Learned in Roger Crowley’s “City of Fortune: How Venice Ruled the Seas” that around 1200 Crusaders led by Enrico Dandolo, Venice’s blind, 90 year-old doge, sacked Constantinople rather than try to take back Jerusalem.  Among the spoils taken back to Venice were bronze horses from the Hippodrome, which still adorn St. Mark’s Basilica.  The treachery resulted in riches for the city and a 300-year period of imperial glory for the avaricious, enterprising “lagoon dwellers” who made a living by trade. 

The Blackhawks are out of the Stanley Cup playoffs, but the Flyers eliminated Pittsburgh and will have my complete allegiance.  The White Sox have won four straight and rookie pitcher Philip Humber hurled a perfect game.  Chicago might have at least one decent team.  The Cubs are 5-11 and have the least home runs of any major league team.

Former Financial Aid director Leroy Gray died.  He started at the campus in 1970, same year as me, and was a Dodger fan because that team was the first with African-American players, not just Jackie Robinson but numerous others including pitchers Don Newcombe and Joe Black as well as Roy Campanella and Sandy Amoras.  In poor health a couple years ago Leroy seemed hale and hearty last week at the credit union.  Once Leroy patiently talked to a student for over an hour who then went to the bursar’s window trying to get Leroy’s decision overruled.  Normally the most even-tempered guy in the world, when he saw what she was doing, he lit into her verbally.

 “Mad Men” episodes are now set in the year 1966.  Civil rights is in the forefront.  Peggy has a lesbian friend and a counter-culture activist boyfriend. In the latest one of the partners drops acid, for god’s sake.

Two trials are in the news.  Former Presidential candidate John Edwards has been accused of violating campaign finance laws to support a woman who had his child.  What he did was no worse than what FDR, JFK, and others have done, and going after Edwards seems a waste of money.  More horrific is the case of Chicagoan William Balfour, accused of killing singer Jennifer Hudson’s mother, brother, and seven year-old nephew Julian (nicknamed Juice Box).  Estranged from Jennifer’s sister, Jennifer’s brother-in-law supposedly had threatened to kill family members on several previous occasions.

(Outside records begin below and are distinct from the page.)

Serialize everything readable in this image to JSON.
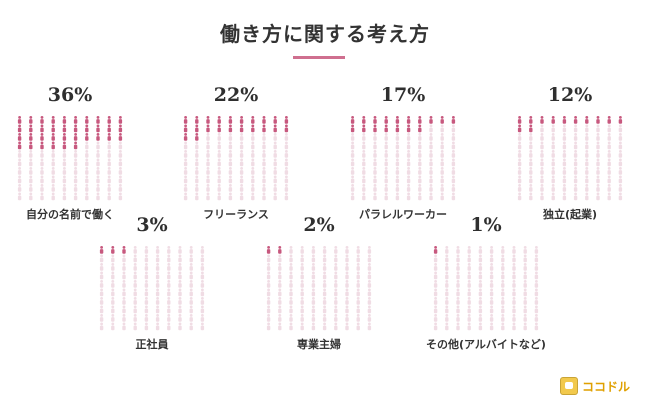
{
  "logo": {
    "text": "ココドル"
  },
  "colors": {
    "filled": "#c7587e",
    "empty": "#f0dce4",
    "accent": "#cf6f8f"
  },
  "chart_data": {
    "type": "pictograph",
    "title": "働き方に関する考え方",
    "units_per_figure": 1,
    "total_figures": 100,
    "items": [
      {
        "label": "自分の名前で働く",
        "value": 36,
        "percent_label": "36%"
      },
      {
        "label": "フリーランス",
        "value": 22,
        "percent_label": "22%"
      },
      {
        "label": "パラレルワーカー",
        "value": 17,
        "percent_label": "17%"
      },
      {
        "label": "独立(起業)",
        "value": 12,
        "percent_label": "12%"
      },
      {
        "label": "正社員",
        "value": 3,
        "percent_label": "3%"
      },
      {
        "label": "専業主婦",
        "value": 2,
        "percent_label": "2%"
      },
      {
        "label": "その他(アルバイトなど)",
        "value": 1,
        "percent_label": "1%"
      }
    ]
  }
}
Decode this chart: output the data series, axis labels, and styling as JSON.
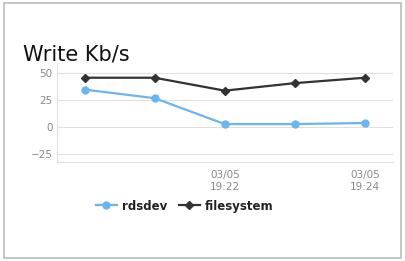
{
  "title": "Write Kb/s",
  "x_positions": [
    0,
    1,
    2,
    3,
    4
  ],
  "x_tick_positions": [
    2,
    4
  ],
  "x_tick_labels": [
    "03/05\n19:22",
    "03/05\n19:24"
  ],
  "rdsdev": [
    35,
    27,
    3,
    3,
    4
  ],
  "filesystem": [
    46,
    46,
    34,
    41,
    46
  ],
  "rdsdev_color": "#6ab4f0",
  "filesystem_color": "#333333",
  "ylim": [
    -32,
    60
  ],
  "yticks": [
    -25,
    0,
    25,
    50
  ],
  "title_fontsize": 15,
  "legend_labels": [
    "rdsdev",
    "filesystem"
  ],
  "background_color": "#ffffff",
  "border_color": "#bbbbbb",
  "grid_color": "#e0e0e0",
  "tick_color": "#888888"
}
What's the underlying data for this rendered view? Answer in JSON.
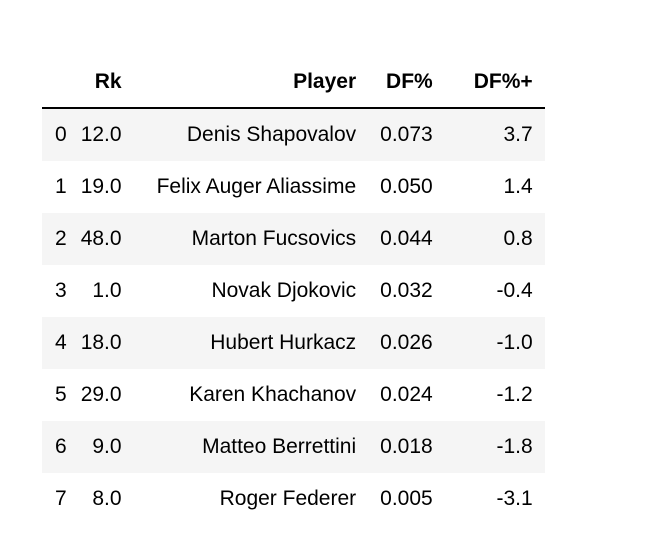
{
  "table": {
    "columns": [
      "",
      "Rk",
      "Player",
      "DF%",
      "DF%+"
    ],
    "rows": [
      {
        "index": "0",
        "rk": "12.0",
        "player": "Denis Shapovalov",
        "df_pct": "0.073",
        "df_pct_plus": "3.7"
      },
      {
        "index": "1",
        "rk": "19.0",
        "player": "Felix Auger Aliassime",
        "df_pct": "0.050",
        "df_pct_plus": "1.4"
      },
      {
        "index": "2",
        "rk": "48.0",
        "player": "Marton Fucsovics",
        "df_pct": "0.044",
        "df_pct_plus": "0.8"
      },
      {
        "index": "3",
        "rk": "1.0",
        "player": "Novak Djokovic",
        "df_pct": "0.032",
        "df_pct_plus": "-0.4"
      },
      {
        "index": "4",
        "rk": "18.0",
        "player": "Hubert Hurkacz",
        "df_pct": "0.026",
        "df_pct_plus": "-1.0"
      },
      {
        "index": "5",
        "rk": "29.0",
        "player": "Karen Khachanov",
        "df_pct": "0.024",
        "df_pct_plus": "-1.2"
      },
      {
        "index": "6",
        "rk": "9.0",
        "player": "Matteo Berrettini",
        "df_pct": "0.018",
        "df_pct_plus": "-1.8"
      },
      {
        "index": "7",
        "rk": "8.0",
        "player": "Roger Federer",
        "df_pct": "0.005",
        "df_pct_plus": "-3.1"
      }
    ]
  },
  "colors": {
    "stripe": "#f5f5f5",
    "background": "#ffffff",
    "text": "#000000",
    "header_rule": "#000000"
  }
}
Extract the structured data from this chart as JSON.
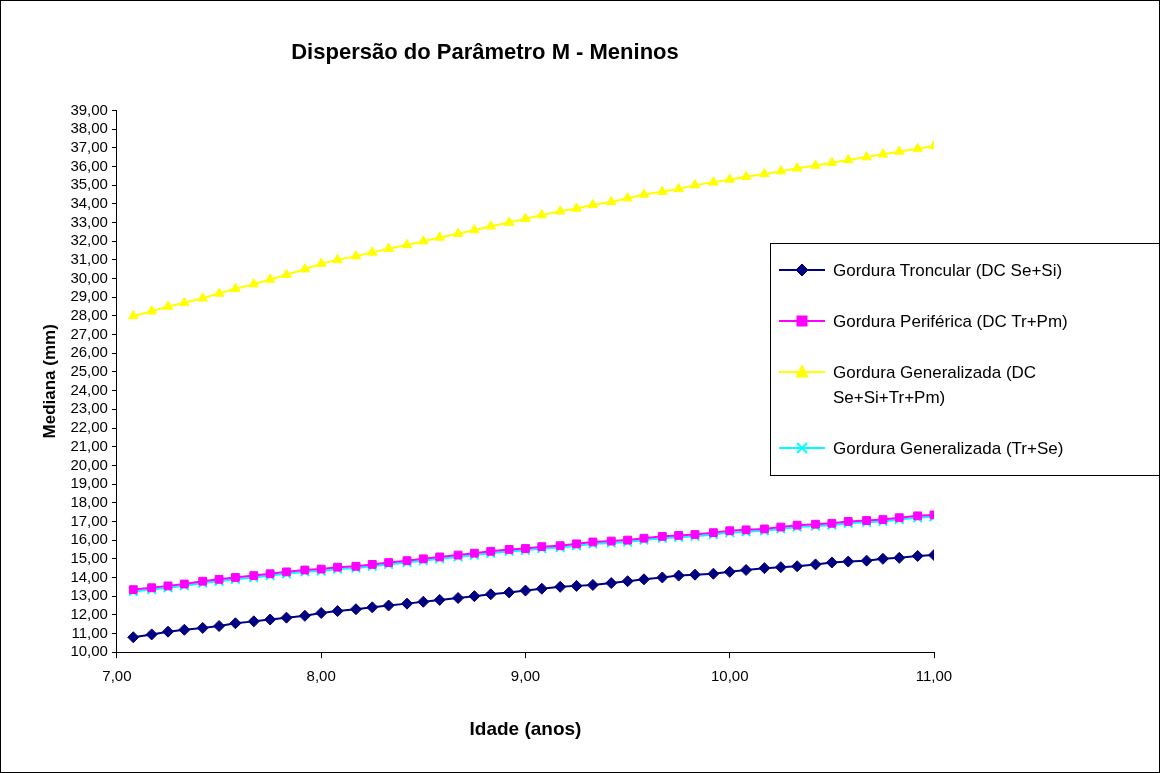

For the Final Jeopardy category “Women’s Firsts” the question had to do with what cabinet post Juanita Krebs held under Jimmy Carter.  The first person knew it was Secretary of Commerce and doubled her score to $12,000.  The second person was incorrect and ended with $12,001.  Had the third person missed, she would have ended with $11,999 – and just two dollars would have separated the contestants, but she got it right.